Degree Year

2002

Document Type

Thesis - Open Access

Degree Name

Bachelor of Arts

Department

English

Advisor(s)

Katherine Linehan
Robert Longsworth
John Olmsted

Keywords

Daniel Deronda, George Eliot

Abstract

Forever circled in pen, marked off from the surrounding text, this passage remains months later, my point of entry into Daniel Deronda (1876), George Eliot's final novel; a work ambitious in scope and resistant to definition, both celebrated and dismissed for its portrayal of Jews. Following his return from the Continent, his Jewish ancestry having been fully disclosed, Deronda describes this "inherited yearning" to Mordecai in terms that seem to suggest a heritable principle of racial or spiritual identity:

"Suppose the stolen offspring of some mountain tribe brought up on a city of the plain, or one with an inherited genius for painting, and born blind - the ancestral life would lie within them as a dim longing for unknown objects and sensations, and the spell-bound habit of their inherited frames would be like a cunningly wrought musical instrument, never played on, but quivering throughout in uneasy mysterious moanings of its intricate structure that, under the right touch gives music. Something like that, I think, has been my experience."

Beginning here, at this particular notion of inheritance, I struggled with "the pastness of the past." I sought to understand Daniel's inherited Jewish consciousness as the product of the novel's highly-intellectual late-Victorian artist and her dynamically-evolving society, two sources difficult to resurrect from our current position, bound in time and space. Understanding eventually came through the writings of Eliot's common-law husband, George Henry Lewes, and with this understanding, the recognition of an allegorical dimension of the work that I had not initially perceived. I came to see first, that the image of Mordecai dying within the Cohen house calls to be read as the Jewish soul or consciousness dissolving away in the healthy, yet ignorant assimilated Jew. Second, that the friendship Mrs. Meyrick and her children offer Mirah symbolizes the political equality England extends to the Jews after centuries of prejudice. Emphasizing the threat Jews face through assimilation, these allegories assert a sense of urgency regarding the Jewish condition in England that has not yet been acknowledged even by the critics sensitive to Eliot's Zionism. Not only a reflection of Mordecai's vision of a physical return to Israel, this Jewish Nationalism is a reaction to/rejection of the ideal "tolerant" civil space, a central tenet of the Jewish and European Enlightenment.

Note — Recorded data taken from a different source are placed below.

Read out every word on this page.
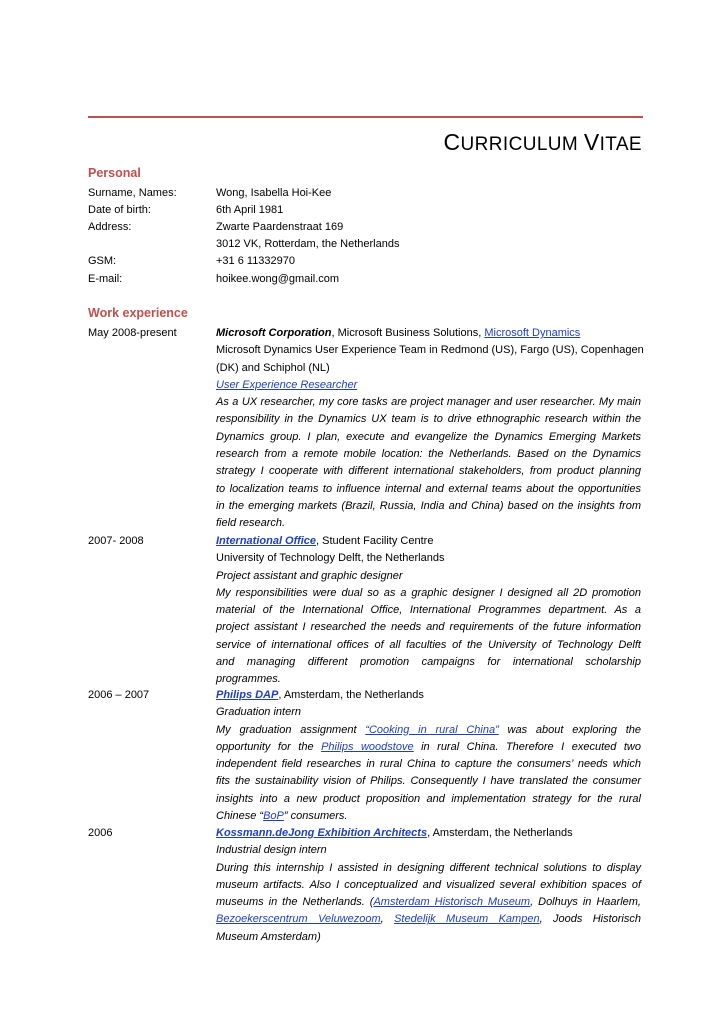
CURRICULUM VITAE
Personal
Surname, Names:	Wong, Isabella Hoi-Kee
Date of birth:	6th April 1981
Address:	Zwarte Paardenstraat 169
3012 VK, Rotterdam, the Netherlands
GSM:	+31 6 11332970
E-mail:	hoikee.wong@gmail.com
Work experience
May 2008-present	Microsoft Corporation, Microsoft Business Solutions, Microsoft Dynamics
Microsoft Dynamics User Experience Team in Redmond (US), Fargo (US), Copenhagen
(DK) and Schiphol (NL)
User Experience Researcher
As a UX researcher, my core tasks are project manager and user researcher. My main
responsibility in the Dynamics UX team is to drive ethnographic research within the
Dynamics group. I plan, execute and evangelize the Dynamics Emerging Markets
research from a remote mobile location: the Netherlands. Based on the Dynamics
strategy I cooperate with different international stakeholders, from product planning
to localization teams to influence internal and external teams about the opportunities
in the emerging markets (Brazil, Russia, India and China) based on the insights from
field research.
2007- 2008	International Office, Student Facility Centre
University of Technology Delft, the Netherlands
Project assistant and graphic designer
My responsibilities were dual so as a graphic designer I designed all 2D promotion
material of the International Office, International Programmes department. As a
project assistant I researched the needs and requirements of the future information
service of international offices of all faculties of the University of Technology Delft
and managing different promotion campaigns for international scholarship
programmes.
2006 – 2007	Philips DAP, Amsterdam, the Netherlands
Graduation intern
My graduation assignment “Cooking in rural China” was about exploring the
opportunity for the Philips woodstove in rural China. Therefore I executed two
independent field researches in rural China to capture the consumers’ needs which
fits the sustainability vision of Philips. Consequently I have translated the consumer
insights into a new product proposition and implementation strategy for the rural
Chinese “BoP” consumers.
2006	Kossmann.deJong Exhibition Architects, Amsterdam, the Netherlands
Industrial design intern
During this internship I assisted in designing different technical solutions to display
museum artifacts. Also I conceptualized and visualized several exhibition spaces of
museums in the Netherlands. (Amsterdam Historisch Museum, Dolhuys in Haarlem,
Bezoekerscentrum Veluwezoom, Stedelijk Museum Kampen, Joods Historisch
Museum Amsterdam)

This essay is divided into six sections. In section two, following this introduction, I acknowledge the influence of Lewes's theories of evolutionary inheritance in Eliot's writing. A number of critics have cited the importance of science in Daniel Deronda, and furnish me with a solid base of reference? Among these, I rely heavily on Stewart Hudson's dissertation "George Henry Lewes' Evolutionism in the Fiction of George Eliot," a careful study of Lewes' maturing evolutionary philosophy and its corresponding role in Eliot's novels, plotting its development through each of their works. The third section provides a historical framework for considering Eliot's presentation of the Anglo Jewish community.